Be Careful with the Legal Description
Northfield as Vendor sold a parcel of property to North American on 12 June 2007. The parcel comprising 7.31 acres was located at the southwest corner of an intersection in the city of Waterloo. It was sold conditional upon rezoning which took 6 years.
The Agreement of Purchase and Sale is somewhat problematic when it comes to the property. The Court considered this case Northfield v North American in 2015.
There were in fact two parcels of property:
Block 89 with its own PIN
Block 94 with its own PIN
Block 89 is the large parcel suitable for development. Block 94 is a one foot reserve around the perimeter of Block 89 keeping it away from the adjacent municipal roadway, and thereby making Block 89 “landlocked”.
You will appreciate that if you want to develop a plaza on the corner, you will need to be able to access the road.

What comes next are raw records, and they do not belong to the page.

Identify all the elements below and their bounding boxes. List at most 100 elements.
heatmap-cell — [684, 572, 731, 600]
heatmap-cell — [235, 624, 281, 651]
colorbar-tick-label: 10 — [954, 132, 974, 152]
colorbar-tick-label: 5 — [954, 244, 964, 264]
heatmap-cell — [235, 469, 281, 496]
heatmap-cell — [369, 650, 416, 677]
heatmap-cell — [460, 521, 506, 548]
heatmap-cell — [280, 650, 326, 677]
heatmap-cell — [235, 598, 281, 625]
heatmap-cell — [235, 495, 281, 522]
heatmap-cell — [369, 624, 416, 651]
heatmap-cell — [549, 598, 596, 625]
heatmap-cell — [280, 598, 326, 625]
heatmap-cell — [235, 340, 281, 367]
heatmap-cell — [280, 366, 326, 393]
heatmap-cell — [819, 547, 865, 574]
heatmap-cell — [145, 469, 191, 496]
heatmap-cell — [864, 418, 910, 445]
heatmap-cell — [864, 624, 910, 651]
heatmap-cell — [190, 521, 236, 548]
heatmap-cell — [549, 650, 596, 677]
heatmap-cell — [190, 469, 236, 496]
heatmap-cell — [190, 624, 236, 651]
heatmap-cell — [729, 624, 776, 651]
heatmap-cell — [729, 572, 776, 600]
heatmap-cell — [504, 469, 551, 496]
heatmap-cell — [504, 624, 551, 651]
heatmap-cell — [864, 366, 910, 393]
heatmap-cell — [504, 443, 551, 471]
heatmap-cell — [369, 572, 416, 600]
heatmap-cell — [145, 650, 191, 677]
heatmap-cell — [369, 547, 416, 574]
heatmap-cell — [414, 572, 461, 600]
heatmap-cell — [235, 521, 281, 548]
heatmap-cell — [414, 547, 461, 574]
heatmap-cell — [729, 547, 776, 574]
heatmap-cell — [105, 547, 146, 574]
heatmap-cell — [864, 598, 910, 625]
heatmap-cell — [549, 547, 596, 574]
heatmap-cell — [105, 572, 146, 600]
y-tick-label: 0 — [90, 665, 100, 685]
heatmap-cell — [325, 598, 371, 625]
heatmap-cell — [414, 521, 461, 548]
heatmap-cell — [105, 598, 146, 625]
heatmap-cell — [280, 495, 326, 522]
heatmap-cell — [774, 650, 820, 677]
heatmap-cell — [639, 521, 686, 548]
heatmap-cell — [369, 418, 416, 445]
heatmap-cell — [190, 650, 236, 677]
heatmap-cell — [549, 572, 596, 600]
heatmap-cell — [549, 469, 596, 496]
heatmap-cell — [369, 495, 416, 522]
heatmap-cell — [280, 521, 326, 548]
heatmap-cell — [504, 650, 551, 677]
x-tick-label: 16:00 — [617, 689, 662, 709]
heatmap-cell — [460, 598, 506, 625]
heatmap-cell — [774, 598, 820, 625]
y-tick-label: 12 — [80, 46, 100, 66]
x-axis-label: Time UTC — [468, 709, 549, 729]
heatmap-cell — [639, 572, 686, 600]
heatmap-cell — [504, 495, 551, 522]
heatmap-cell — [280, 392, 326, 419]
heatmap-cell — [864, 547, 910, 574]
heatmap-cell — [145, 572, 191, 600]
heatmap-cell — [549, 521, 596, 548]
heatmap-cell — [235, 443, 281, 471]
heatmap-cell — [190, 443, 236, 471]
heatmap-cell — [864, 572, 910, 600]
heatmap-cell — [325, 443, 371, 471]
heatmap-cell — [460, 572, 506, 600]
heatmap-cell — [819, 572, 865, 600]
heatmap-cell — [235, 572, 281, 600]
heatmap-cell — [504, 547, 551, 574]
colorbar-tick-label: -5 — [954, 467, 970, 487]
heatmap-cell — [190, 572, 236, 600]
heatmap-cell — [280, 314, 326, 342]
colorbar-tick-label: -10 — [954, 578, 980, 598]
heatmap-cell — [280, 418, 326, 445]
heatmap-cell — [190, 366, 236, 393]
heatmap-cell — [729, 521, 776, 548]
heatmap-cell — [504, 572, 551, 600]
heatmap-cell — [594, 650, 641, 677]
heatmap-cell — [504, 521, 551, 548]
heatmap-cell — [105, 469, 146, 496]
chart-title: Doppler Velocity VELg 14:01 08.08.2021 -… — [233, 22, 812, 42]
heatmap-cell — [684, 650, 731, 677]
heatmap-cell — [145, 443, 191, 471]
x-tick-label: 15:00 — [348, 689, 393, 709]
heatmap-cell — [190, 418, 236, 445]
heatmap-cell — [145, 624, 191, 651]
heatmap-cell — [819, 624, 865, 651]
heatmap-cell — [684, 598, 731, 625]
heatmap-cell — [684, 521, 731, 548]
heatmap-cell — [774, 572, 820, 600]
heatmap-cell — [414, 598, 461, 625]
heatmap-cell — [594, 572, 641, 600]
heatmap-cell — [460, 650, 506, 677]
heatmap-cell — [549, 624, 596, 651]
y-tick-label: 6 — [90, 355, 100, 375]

Helicopter traffic is just not enough!
The purchased property is described in the APS as:
“approximately 7.31 acres located on the southwest corner of Northfield Drive and Bridge Street in the City of Waterloo as shown in red on Schedule A attached to this agreement”.
There was no legal description of the purchased property in the APS.
There were also some additional material facts that were disclosed to the Court:
a) Northfield sent to North American prior to the execution of the APS a survey showing that the one-foot reserve was a separate block having a separate PIN (parcel identification number);
b) North American prepared the first draft of the APS and that this included the PIN for Block 89 alone.
The PIN was deleted from the APS by Northfield;
c) a plan of subdivision was described as a permitted encumbrance in the APS.
This plan of subdivision showed the one-foot reserve being retained by the subdivider.
The matter went to the Court on a motion in November 2015, namely, eight and one half years after the deal was struck, and we still have an actual Trial to resolve issues. The preliminary motion only dealt with the registration of the Certificate of Pending Litigation (CPL) which was left in place.
The actual description of a property is very, very important. In fact, it’s worthwhile conducting a search of the title before the Offer is drawn in order to ensure its accuracy.
It should also be noted that the Description of the property is also one of the essential contract terms. If it is not clear to a Court, then, there is no contract.
In this case, if you were to develop the property, you would need both Block 89 and Block 94.